To solve this issue, the paper also proposes adding a “rehash” bit to each slot. The “rehash” bit is set, when the slot stores a line as its secondary location. The access protocol is also slightly modified as follows. When the first probe at the primary location fails, the cache controller tests the rehash bit before testing the secondary location. If the rehash bit is set to 1, then the line at the primary location is evicted before the new line is fetched, and no swap happens. When a cache line is migrated to its secondary location, the “rehash” bit it set, and when a line with this bit is evicted due to a miss, the bit is cleared (this must be the case that another address takes its primary location). This makes sense, since we swap lines on every secondary hit, such that the more recently accessed line is always stored on the primary location.
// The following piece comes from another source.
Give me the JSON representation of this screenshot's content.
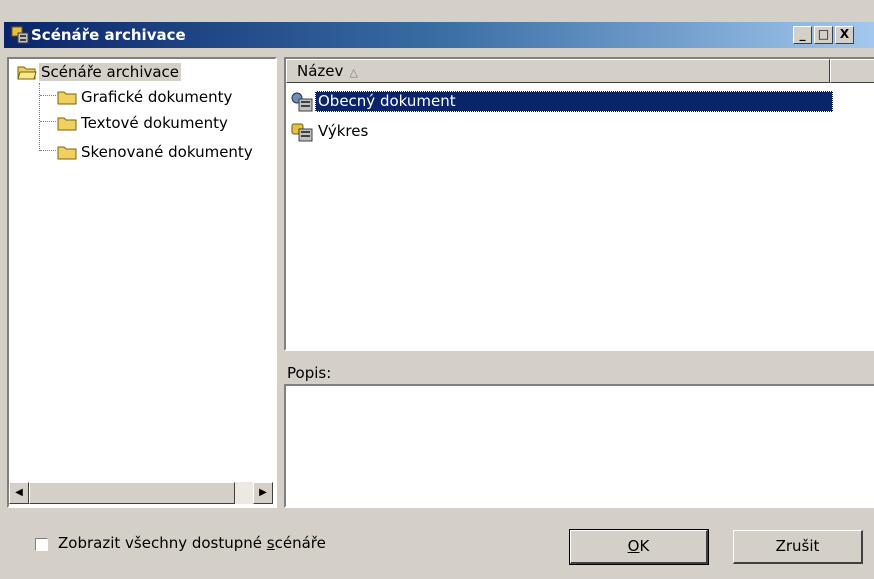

If the “rehash” bit is on, indicating that the current slot stores a less frequently accessed line evicted from its primary location, then we evict this line, instead of the line on the primary location. A better way to call the “rehash” bit is actually “less used” bit, to emphasize that fact that the slot is secondary choice for the address currently stored in it, and the cache controller should priority evicting this line rather than the address in the primary slot, which can just be swapped there because of a cache hit. At system startup, all “rehash” bits are set to prioritize evicting the location on first probe. On invalidation of any kind (forced invalidation, coherence invalidation), the bit is unchanged. Note that one may feel tempted to set the rehash bit on invalidation. This will break the design, since some accesses may incur false cache miss. To see why this happens, imagine the case where addresses A and B both map to the same primary and secondary locations. Both A and B are accessed (in this order). Now the primary location contains address B while the secondary address contains A. If now an external invalidation sets the “rehash” bit on the primary slot, then any future access to address A will never hit the secondary location, and two copies of address A exist.

The paper also disproves the possibility that an address A be stored in its secondary location y, while the primary location x has its rehash bit set. In order for this to happen, either A is stored to y before the rehash bit on x is set, or vice versa. In the first case, another address B must have probed y and x (in this order), resulting in misses, fetched a line, and swapped with it. In this case, the actual address stored in y must be B, not A. In the second case, the bit is already set when A is stored to y. This, however, is only achievable when the access first probes x since x is the primary location. After x is probed, A will be stored in x without probing y, since the rehash bit is set, and priority is given to address A.